If Trump and his fellow Republicans achieve all these austerity goals, there’s one group that will pay a higher price for it than others: black workers.

That’s because the federal government disproportionately employs African-Americans. In fiscal year 2014, 18.1 percent of federal employees ― or nearly one in every five ― were black, according to the U.S. Office of Personnel Management. That’s a significantly higher rate than in the civilian workforce at large, where 10.4 percent of workers were black during the same period.

Of that 18.1 percent of federal employees who were black, the majority of them ― 10.6 percent of the whole ― were women. As OPM’s data shows, the share of workers who are black women is roughly twice as high in the federal workforce as it is among the greater civilian workforce.

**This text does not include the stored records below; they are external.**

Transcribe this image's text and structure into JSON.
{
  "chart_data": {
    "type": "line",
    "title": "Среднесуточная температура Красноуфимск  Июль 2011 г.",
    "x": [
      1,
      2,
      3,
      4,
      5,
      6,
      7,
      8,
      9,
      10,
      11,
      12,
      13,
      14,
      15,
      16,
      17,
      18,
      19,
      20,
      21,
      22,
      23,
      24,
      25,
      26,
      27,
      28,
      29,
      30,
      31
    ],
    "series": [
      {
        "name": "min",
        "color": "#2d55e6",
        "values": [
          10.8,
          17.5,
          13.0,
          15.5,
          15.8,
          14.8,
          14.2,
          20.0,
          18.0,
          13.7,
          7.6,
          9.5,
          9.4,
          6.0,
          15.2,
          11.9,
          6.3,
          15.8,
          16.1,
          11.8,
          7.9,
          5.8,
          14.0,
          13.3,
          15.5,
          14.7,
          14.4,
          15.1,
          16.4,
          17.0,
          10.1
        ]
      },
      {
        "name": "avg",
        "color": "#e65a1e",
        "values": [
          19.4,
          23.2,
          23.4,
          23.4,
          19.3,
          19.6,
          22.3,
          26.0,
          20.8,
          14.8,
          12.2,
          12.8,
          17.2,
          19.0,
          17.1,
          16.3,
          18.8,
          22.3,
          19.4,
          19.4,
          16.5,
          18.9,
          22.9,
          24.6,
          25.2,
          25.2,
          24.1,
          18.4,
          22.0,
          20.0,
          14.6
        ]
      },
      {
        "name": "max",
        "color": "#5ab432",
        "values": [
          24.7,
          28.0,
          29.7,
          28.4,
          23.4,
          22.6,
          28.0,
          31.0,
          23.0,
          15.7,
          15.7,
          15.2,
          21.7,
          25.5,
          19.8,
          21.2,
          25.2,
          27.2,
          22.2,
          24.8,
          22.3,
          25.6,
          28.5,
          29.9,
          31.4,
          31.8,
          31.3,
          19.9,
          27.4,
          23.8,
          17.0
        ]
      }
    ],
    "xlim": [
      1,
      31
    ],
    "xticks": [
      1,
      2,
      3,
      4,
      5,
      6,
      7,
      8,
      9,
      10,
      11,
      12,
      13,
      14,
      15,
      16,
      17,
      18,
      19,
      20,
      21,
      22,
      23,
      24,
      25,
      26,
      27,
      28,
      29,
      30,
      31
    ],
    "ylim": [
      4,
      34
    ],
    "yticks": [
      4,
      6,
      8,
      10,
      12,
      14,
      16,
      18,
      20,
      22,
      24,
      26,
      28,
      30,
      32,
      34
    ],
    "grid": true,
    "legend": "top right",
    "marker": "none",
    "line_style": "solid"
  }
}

So when cuts come down, black workers ― and black women in particular ― bear a higher cost simply because of the government’s workforce demographics. The same holds true of government shutdowns forced by Congress, when federal employees are forced to go without their paychecks until lawmakers can hash out a spending deal. And the same is true of austerity in state and local government, as well as cutbacks in the U.S. Postal Service, where around 20 percent of workers are black.

Federal government work has long provided a stepping stone to the middle class for many black families. That’s partly due to the fact that the federal government led the private sector in curbing hiring discrimination, after Franklin Roosevelt outlawed it through executive order. Federal agencies have had minority recruitment programs for years.

The feds have nonetheless struggled to improve employment among Hispanics, whose share of jobs still lags behind Hispanics in the civilian workforce as a whole.